フレームメモリ10は、後述の特徴点移動量算出部6での処理のために、前フレーム画像を記憶する。
表示部11は、例えば液晶ディスプレイ等で構成され、部分拡大画像を表示出力する。
【0020】
ユーザ指定領域取得部2は、部分拡大表示を行う際に、例えば、表示部11がタッチパネル機能を備えている場合は、画面上の表示画像においてユーザが注目対象の物体を円で囲ったり、領域の中心をタッチしたり、注目対象の物体の一部分をタッチしたときに、最初のフレームについて、ユーザの注目対象を含む領域の位置を取得し、ユーザ指定領域情報Cinとして、拡大領域決定部4及び注目対象検出部3に出力する。また、タッチパネルの代わりにマウスやリモートコントローラを用いてユーザが指示してもよいし、図示しない視線検出装置によって検知したユーザの視線方向から算出した画像位置に基づいて上記領域を算出してもよい。
【0021】
注目対象検出部3は、部分拡大表示の際の最初のフレームについて、ユーザが指定した領域の中の注目対象を検出し、注目対象を識別する特徴点情報及び当該特徴点の位置情報を算出/取得し、特徴点情報を第1のメモリ(特徴点情報記憶部)8に格納し、特徴点位置情報を拡大領域決定部4に出力する。注目対象の検出方法としては、カメラにおける被写体自動追跡機能などで実現されている手法を用いればよい。例えば、拡大表示させたい領域内に顔画像が存在した場合には、顔画像が注目対象である可能性が高いため、その顔画像を注目対象に設定すればよい。顔画像の検出方法としては、目・鼻・口の形状とその配置から顔画像を検出する方法や、肌色領域のグラディエーションの具合などから検出する一般的な顔画像領域検出の手法を用いればよい。また、拡大したい領域内に文字が表示されていた場合には、それが注目対象である可能性が高いため、その文字画像を注目対象に設定すればよい。また、一般的に注目対象は動きがあるため、数フレーム間で相関をとり、拡大したい領域の中で動きのあるものを注目対象としても良い。
【0022】
注目対象から特徴点情報を検出する手法としては、主要なエッジが交差した箇所として定義されるコーナーを用いる方法がある。コーナー検出の手法は、公知のハリスオペレータやSUSANオペレータを用いることができる。ここでは特徴点としてコーナーを用いたが、コーナーに限定するものではなく、エッジを特徴点としてもよく、また、輝度情報に代えて色情報など他の特徴量を用いてもよいし、複数の特徴量を組み合わせてもよい。

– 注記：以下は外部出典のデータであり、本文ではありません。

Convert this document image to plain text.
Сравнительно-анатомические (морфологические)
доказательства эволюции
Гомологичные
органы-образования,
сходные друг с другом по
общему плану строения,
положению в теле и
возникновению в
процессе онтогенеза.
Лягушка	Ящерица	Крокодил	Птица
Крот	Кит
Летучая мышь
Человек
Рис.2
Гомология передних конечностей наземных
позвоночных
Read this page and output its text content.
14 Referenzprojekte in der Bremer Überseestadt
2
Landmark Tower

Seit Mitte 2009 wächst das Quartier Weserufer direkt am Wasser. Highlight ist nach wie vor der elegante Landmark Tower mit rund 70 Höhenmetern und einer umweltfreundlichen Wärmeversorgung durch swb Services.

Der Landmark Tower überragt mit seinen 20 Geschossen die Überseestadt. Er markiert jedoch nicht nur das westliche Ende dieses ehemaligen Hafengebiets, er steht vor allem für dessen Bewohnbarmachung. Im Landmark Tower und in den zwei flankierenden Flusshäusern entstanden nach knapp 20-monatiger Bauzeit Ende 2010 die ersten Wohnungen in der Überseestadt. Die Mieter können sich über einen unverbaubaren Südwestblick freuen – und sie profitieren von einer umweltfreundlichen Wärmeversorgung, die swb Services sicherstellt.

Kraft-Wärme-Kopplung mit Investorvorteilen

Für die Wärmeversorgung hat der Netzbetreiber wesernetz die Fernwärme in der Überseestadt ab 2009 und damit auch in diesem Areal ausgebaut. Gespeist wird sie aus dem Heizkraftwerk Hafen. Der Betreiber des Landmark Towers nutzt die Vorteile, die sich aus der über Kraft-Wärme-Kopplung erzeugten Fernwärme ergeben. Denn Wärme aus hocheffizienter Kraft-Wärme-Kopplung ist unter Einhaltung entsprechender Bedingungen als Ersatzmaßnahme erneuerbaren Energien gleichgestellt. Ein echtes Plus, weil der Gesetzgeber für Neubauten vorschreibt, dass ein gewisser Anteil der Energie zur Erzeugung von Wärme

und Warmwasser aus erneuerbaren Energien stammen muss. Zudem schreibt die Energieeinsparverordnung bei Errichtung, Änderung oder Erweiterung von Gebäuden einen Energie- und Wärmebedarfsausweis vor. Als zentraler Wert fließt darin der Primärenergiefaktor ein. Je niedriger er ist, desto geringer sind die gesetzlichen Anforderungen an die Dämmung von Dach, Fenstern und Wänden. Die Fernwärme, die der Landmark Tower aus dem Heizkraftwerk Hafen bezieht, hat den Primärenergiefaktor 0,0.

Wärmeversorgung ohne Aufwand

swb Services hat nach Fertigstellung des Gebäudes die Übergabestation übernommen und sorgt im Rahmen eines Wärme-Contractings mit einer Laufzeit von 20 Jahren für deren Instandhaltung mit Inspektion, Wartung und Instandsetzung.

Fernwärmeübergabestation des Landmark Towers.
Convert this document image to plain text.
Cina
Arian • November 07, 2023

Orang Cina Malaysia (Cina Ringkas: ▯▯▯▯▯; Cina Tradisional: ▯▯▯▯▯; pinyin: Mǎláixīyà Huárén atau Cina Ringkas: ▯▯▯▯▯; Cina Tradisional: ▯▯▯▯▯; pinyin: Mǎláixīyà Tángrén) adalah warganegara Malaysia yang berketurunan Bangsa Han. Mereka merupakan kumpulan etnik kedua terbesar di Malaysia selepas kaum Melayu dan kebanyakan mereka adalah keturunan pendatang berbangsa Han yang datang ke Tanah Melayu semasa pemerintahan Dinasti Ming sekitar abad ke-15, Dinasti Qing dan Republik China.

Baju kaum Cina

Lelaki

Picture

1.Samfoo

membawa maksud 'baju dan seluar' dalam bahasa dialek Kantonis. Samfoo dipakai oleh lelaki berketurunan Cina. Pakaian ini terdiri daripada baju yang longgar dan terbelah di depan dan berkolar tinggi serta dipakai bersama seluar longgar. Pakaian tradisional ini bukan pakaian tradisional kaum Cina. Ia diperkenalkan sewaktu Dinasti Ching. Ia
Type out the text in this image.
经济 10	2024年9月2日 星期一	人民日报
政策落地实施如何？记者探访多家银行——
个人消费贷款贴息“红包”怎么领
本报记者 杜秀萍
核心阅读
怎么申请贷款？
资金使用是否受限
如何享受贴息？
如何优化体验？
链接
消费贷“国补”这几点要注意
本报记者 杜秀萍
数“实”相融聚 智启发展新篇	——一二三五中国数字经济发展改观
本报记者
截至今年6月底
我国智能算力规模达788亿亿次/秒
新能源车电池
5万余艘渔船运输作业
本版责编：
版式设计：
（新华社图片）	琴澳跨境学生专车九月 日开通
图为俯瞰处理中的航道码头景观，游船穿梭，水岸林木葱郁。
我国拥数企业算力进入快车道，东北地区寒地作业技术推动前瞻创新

本画像処理装置20では、このように取得された特徴点情報は、部分拡大表示を行っている際に注目対象が画面から無くなったときでも、第1のメモリ8に記憶されているので、後述の注目対象再表示検出部7によって再表示された注目対象を検知することができる。
【0023】
拡大領域決定部4は、入力フレーム画像における拡大表示を行う領域を決定し、部分拡大領域情報Coutとして部分拡大計算部5に出力するものである。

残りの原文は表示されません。